Si Washington a d'ores et déjà prévu de retirer 33.000 soldats d'ici un an, l'armée américaine va renforcer sa présence à Khost, l'une de ces instables provinces montagneuses frontalières des zones tribales pakistanaises.
Des zones qu'elle avait un peu délaissées ces dernières années bien que très infiltrées par les divers groupes talibans, dont le réseau Haqqani, bête noire des Américains en Afghanistan, et leurs alliés combattants d'Al Qaïda.
Au poste de combat avancé Sabari de Khost, son commandant, le capitaine Aaron Tapalman, 28 ans, souligne que "les forces spéciales américaines sortent souvent pour traquer l'ennemi la nuit". "Nous sommes très actifs. La région a été un sanctuaire rebelle pendant plusieurs années, et nous sommes déterminés à changer les choses", ajoute-t-il.
Le poste avancé du capitaine Tapalman essuie régulièrement des tirs de mortier et est entouré de champs truffés de bombes artisanales. "Certaines régions du pays vont être transmises aux forces afghanes, mais des districts comme ceux de Sabari en sont encore loin", note-t-il, soulignant par exemple qu'il n'y a que cinq fonctionnaires en poste, sur 53 prévus.
En l'absence de véritable gouvernement local, l'Équipe de reconstruction provinciale (PRT, unité civilo-militaire de l'OTAN) encourage les tribus rivales locales à s'unir contre les rebelles et les empêcher notamment de faire transiter armes et explosifs par Khost. "Khost a toujours été un point de passage pour les rebelles venus du Pakistan, les combats vont donc s'intensifier ici", estime le chef de la PRT, le capitaine Steve Baunach. Au final, "ce n'est pas le bon environnement pour mener des projets de reconstruction", déplore-t-il.
La normalisation est un défi encore plus grand plus au Nord, dans les très instables et montagneuses provinces de Kunar et du Nouristan, elles aussi frontalières du Pakistan, et réputées encore plus incontrôlables.
Selon plusieurs sources locales et occidentales, les talibans y ont repris le contrôle de plusieurs districts après l'abandon par les Américains de postes de combat avancés frontaliers.

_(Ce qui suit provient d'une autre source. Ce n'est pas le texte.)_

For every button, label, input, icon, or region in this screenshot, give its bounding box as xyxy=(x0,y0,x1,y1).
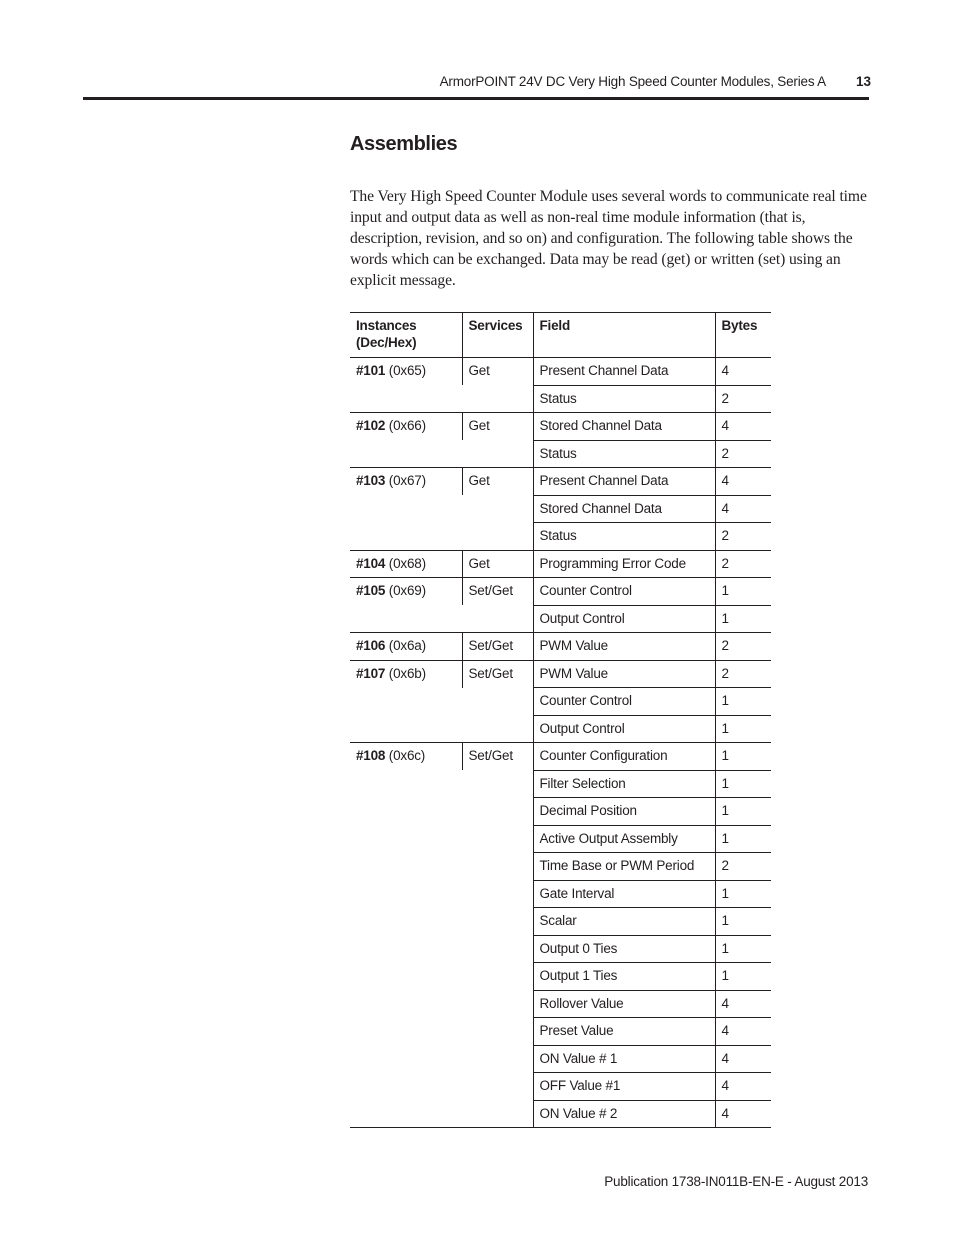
cell-instance xyxy=(350,633,462,661)
cell-field: Status xyxy=(533,440,715,468)
instance-hex: (0x67) xyxy=(388,473,426,488)
cell-field: Counter Control xyxy=(533,688,715,716)
cell-bytes: 1 xyxy=(715,935,771,963)
instance-number: #104 xyxy=(356,555,386,571)
table-row xyxy=(350,963,771,991)
table-row xyxy=(350,798,771,826)
cell-field: Active Output Assembly xyxy=(533,825,715,853)
cell-field: PWM Value xyxy=(533,660,715,688)
cell-bytes: 4 xyxy=(715,990,771,1018)
cell-bytes: 4 xyxy=(715,1073,771,1101)
cell-bytes: 2 xyxy=(715,633,771,661)
cell-field: Output Control xyxy=(533,605,715,633)
header-instances xyxy=(350,313,462,358)
cell-instance xyxy=(350,1018,462,1046)
table-row xyxy=(350,358,771,386)
instance-hex: (0x69) xyxy=(388,583,426,598)
running-header-title: ArmorPOINT 24V DC Very High Speed Counter Modules, Series A xyxy=(439,74,826,89)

C'est notamment le cas du district nouristani de Kamdesh, selon l'anthropologue américain Richard Strand, expert de la région. "Les talibans y battent les gens, tuent les professeurs, font fermer les écoles et mettent en place leurs propres prisons", explique M. Strand, qui se dit en contact téléphonique régulier avec des habitants du district. "Cela dope le moral des talibans. La perte de la majorité du Nouristan augure mal de la suite pour le reste de l'Afghanistan. Les Américains n'avaient plus les moyens de le contrôler, et les talibans en ont profité", dit-il.
Début juillet, l'ancien commandant des forces internationales en Afghanistan, le général David Petraeus, nouveau chef de la CIA, avait confirmé que "des moyens de renseignement, de surveillance et de reconnaissance seraient transférés à l'Est", tout comme davantage de troupes.
L'annonce par Washington d'un retrait important, un tiers de ses troupes, d'ici l'été 2012 rend nécessaire un compromis au sein de l'armée américaine pour parvenir à un équilibre entre les déploiements au Sud, où les talibans restent très actifs malgré les offensives de ces dernières années, et à l'Est. "Les commandants des deux théâtres sont en compétition", admet un officier américain sous couvert d'anonymat. "S'il s'agit de faire de la contre-insurrection, alors ils devraient se concentrer sur le Sud. Si on parle de contre-terrorisme, alors ce devrait être l'Est", car "c'est là qu'on trouve Al Qaïda et ses alliés", estime Seth Jones de la Rand Corporation, un institut d'études basé à Washington.